Some English speakers, copyeditors like myself among them, like logic. We like writing to be neat and tidy: precise words all lined up in their Sunday best, punctuation accentuating their meaning instead of overwhelming it.

Which is why many precision-preferring English speakers avoid using phrases like center around.

“It’s not logical!” we cry, referencing arguments from dependable usage writers like Bryan Garner and Theodore Bernstein. “A center is a single point,” writes Garner in Modern English Usage (5th ed). He puts it at stage 3 of his Language-Change Index: “The form becomes commonplace even among many well-educated people, but it’s still avoided in careful usage.”* We can say center on, center in, or center at, Bernstein tells us in The Careful Writer, but if we want to use around, we need to change center.

There are two problems with this argument.

First, center doesn’t just mean “a single point” or “to move toward a single point.” A center can also be a place, like the center of a stage, or the part of an object that is surrounded by something else, such as the filling of a chocolate truffle. 

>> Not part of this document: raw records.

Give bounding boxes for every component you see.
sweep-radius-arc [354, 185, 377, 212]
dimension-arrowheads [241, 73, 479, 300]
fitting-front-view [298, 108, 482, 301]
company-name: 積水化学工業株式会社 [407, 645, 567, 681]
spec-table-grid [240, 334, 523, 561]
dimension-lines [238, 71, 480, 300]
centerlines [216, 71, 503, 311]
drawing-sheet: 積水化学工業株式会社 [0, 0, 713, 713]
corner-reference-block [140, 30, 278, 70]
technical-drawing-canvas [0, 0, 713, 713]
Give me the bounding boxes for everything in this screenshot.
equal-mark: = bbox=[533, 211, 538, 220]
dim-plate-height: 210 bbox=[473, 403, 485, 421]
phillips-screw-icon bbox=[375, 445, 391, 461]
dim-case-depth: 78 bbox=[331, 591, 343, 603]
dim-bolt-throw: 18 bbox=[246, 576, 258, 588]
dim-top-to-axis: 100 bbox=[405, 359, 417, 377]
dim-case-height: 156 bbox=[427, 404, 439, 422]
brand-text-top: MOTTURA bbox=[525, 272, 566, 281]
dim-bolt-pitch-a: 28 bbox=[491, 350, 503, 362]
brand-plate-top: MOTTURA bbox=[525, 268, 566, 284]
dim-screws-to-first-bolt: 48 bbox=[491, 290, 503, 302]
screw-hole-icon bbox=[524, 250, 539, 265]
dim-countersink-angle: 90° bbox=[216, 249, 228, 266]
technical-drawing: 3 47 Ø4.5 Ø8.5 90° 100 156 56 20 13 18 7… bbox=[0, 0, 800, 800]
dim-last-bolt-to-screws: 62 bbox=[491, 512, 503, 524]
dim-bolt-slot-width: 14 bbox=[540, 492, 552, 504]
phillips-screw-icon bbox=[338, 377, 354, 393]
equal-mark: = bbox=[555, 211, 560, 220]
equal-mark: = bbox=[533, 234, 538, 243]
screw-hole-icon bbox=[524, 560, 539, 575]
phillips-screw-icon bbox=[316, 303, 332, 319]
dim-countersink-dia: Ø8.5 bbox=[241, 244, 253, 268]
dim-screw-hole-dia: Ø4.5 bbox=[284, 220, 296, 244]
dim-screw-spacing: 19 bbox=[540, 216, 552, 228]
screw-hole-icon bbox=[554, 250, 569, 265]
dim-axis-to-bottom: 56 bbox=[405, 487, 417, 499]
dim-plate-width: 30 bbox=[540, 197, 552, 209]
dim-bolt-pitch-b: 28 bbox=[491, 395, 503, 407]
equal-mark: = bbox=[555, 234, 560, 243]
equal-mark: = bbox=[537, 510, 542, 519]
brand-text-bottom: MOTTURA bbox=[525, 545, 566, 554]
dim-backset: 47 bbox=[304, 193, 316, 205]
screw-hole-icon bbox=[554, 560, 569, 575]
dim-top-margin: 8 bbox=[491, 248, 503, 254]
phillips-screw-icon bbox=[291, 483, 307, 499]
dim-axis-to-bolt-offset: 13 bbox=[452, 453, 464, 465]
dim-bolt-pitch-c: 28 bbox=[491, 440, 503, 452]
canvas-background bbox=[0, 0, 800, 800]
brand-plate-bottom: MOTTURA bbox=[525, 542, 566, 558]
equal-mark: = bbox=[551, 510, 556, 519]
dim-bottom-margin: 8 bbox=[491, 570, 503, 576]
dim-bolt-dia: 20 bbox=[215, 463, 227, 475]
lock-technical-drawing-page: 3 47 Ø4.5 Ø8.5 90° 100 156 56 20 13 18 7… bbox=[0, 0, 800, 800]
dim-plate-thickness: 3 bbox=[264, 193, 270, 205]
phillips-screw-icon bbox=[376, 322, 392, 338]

True, a center can also be “a point, pivot, axis, etc., around which anything rotates or revolves” (Dictionary.com), but it can also mean “to be at or come to a center,” either of which center around might refer to:

  • “They also failed to rise above factional, patronage organizations centering around particular personalities.” — Asian Affairs, Winter 1995

But maybe that doesn’t convince you. Maybe you’re tempted to use center around only when the center referred to is something that can be encircled, such as a solar system. It’s a literal interpretation, but so what?

You can create more work for yourself and only use center around for circumstances that allow the literal meaning. You can ignore all the other meanings of center, as a verb and a noun, that demonstrate that a center isn’t necessarily a mathematical point, such as the meaning “to come to a focus; converge; concentrate” (Dictionary.com).

The problem is that most uses of center around aren’t literal:

  • “These questionable behaviors often center around or are often associated with violence, physical aggression, and delinquency.” — Physical Educator, Winter 2004
  • “Instead, technical advances center around measuring energy output during preOlympic rides on the Olympic course, and then using this info to tailor training.” — Bicycling, May 1996

Center around is an idiom and as such it doesn’t have to follow the grammar of its individual words, just its own grammar. Something that is fair and square doesn’t have to be a square. When push comes to shove, there doesn’t have to be any physical contact. Your Sunday best doesn’t have to be the outfit you wear to church every week. And ideas that center around a specific concept don’t have to literally encircle that concept. 

Idioms enrich our language, giving readers and listeners a deeper understanding in only a few words. You can choose to use center around just in a literal sense or not at all; there are certainly plenty of ways to reword it, such as center on and revolve around. But why would you limit yourself that way?

Unless your goal is to eliminate idioms from the text, as you might for younger readers or for ESL learners, by all accounts, center around is a legitimate choice.

*Interestingly, an early edition of Garner’s work had the usage at stage 4: “The form becomes virtually universal but is opposed on cogent grounds by a few linguistic stalwarts.”